Chair of the National Infrastructure Commission, Sir John Armitt, said: “The chancellor is right to recognise the UK must up its game on infrastructure, but any revolutionary plans for digital connectivity, improvements to failing urban transport networks and expanding clean energy must be translated into effective actions. The government must therefore ensure its forthcoming National Infrastructure Strategy is truly long-term in outlook, backed by clear goals and stable and ambitious funding and genuinely committed to a change in approach.
“Such a transformative shift is essential if our country is to thrive and cope with the challenges of a growing population and the impacts of climate change.
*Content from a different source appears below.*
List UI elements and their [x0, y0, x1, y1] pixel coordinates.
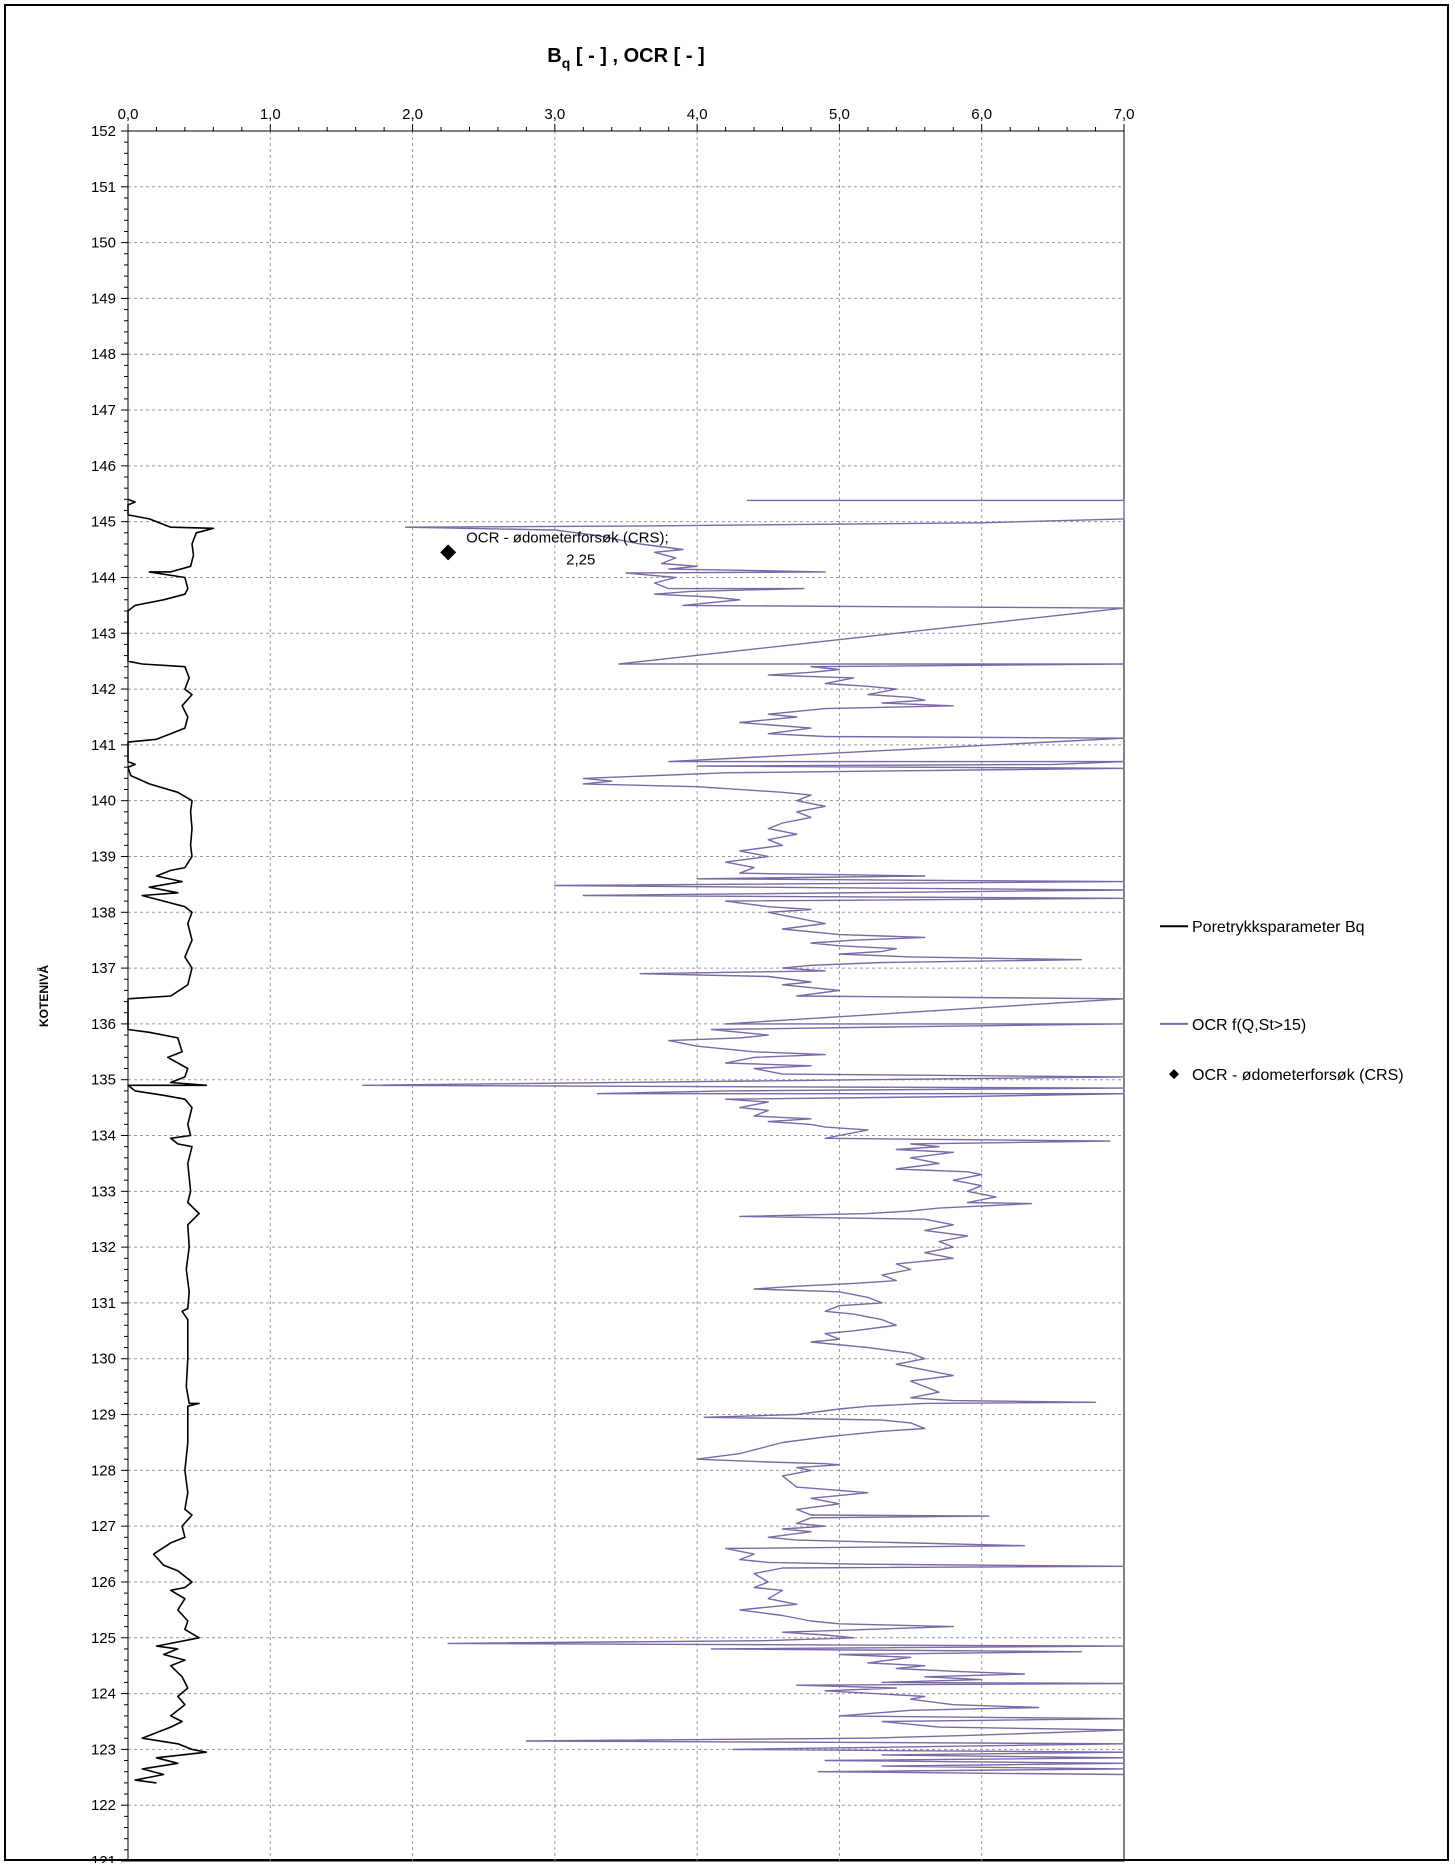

Fortunately, the chancellor has in our National Infrastructure Assessment a costed, strategic and deliverable blueprint for how that can be achieved. We hope he is true to his word and accepts our expert advice.”
Jasmine Whitbread, chief executive of London First, said: “This is a missed opportunity at a time of great uncertainty for the economy. Instead of ploughing even more money into no-deal planning – an outcome that must be avoided at all costs – the government should have helped shore up business confidence and galvanise growth through a long-term commitment to investing in critical infrastructure.
“When it publishes its infrastructure strategy later this year, the government must urgently implement the recommendations of the independent National Infrastructure Commission and commit to investing a minimum 1.2% of GDP in vital projects across the country, to deliver Northern Powerhouse Rail and Crossrail 2, alongside vital tube upgrades.”
Mark Robinson, Scape Group chief executive, said: “It's promising to see the chancellor recognise the UK has fallen behind its competitors thanks to our underinvestment in infrastructure. However, today’s announcement lacked clarity on any fresh funding or detailed plans to rectify the problem. Crossrail is still falling behind, yesterday fresh industry data reignited fears that the construction sector is falling into recession – and HS2 could now be delayed by up to seven years. Stronger transport links between UK cities is vital for the economy to prosper nationwide. The “infrastructure revolution” can’t wait. We need action now.”
Jason Millett, Mace's chief operating officer for consultancy, said: “The chancellor’s commitment to prioritise infrastructure spending is a welcome development today. Investing in regions will be key to rebalancing Britain’s economy so that it is fit for purpose post-Brexit. The funding announced for the Manchester to Leeds section of Northern Powerhouse Rail is an example of how this economic rebalance could be achieved. What is now needed – and will hopefully come from the vision outlined in the chancellor’s proposed infrastructure strategy, due to be announced in more detail this autumn – is a firm commitment to delivering both Northern Powerhouse Rail and HS2.”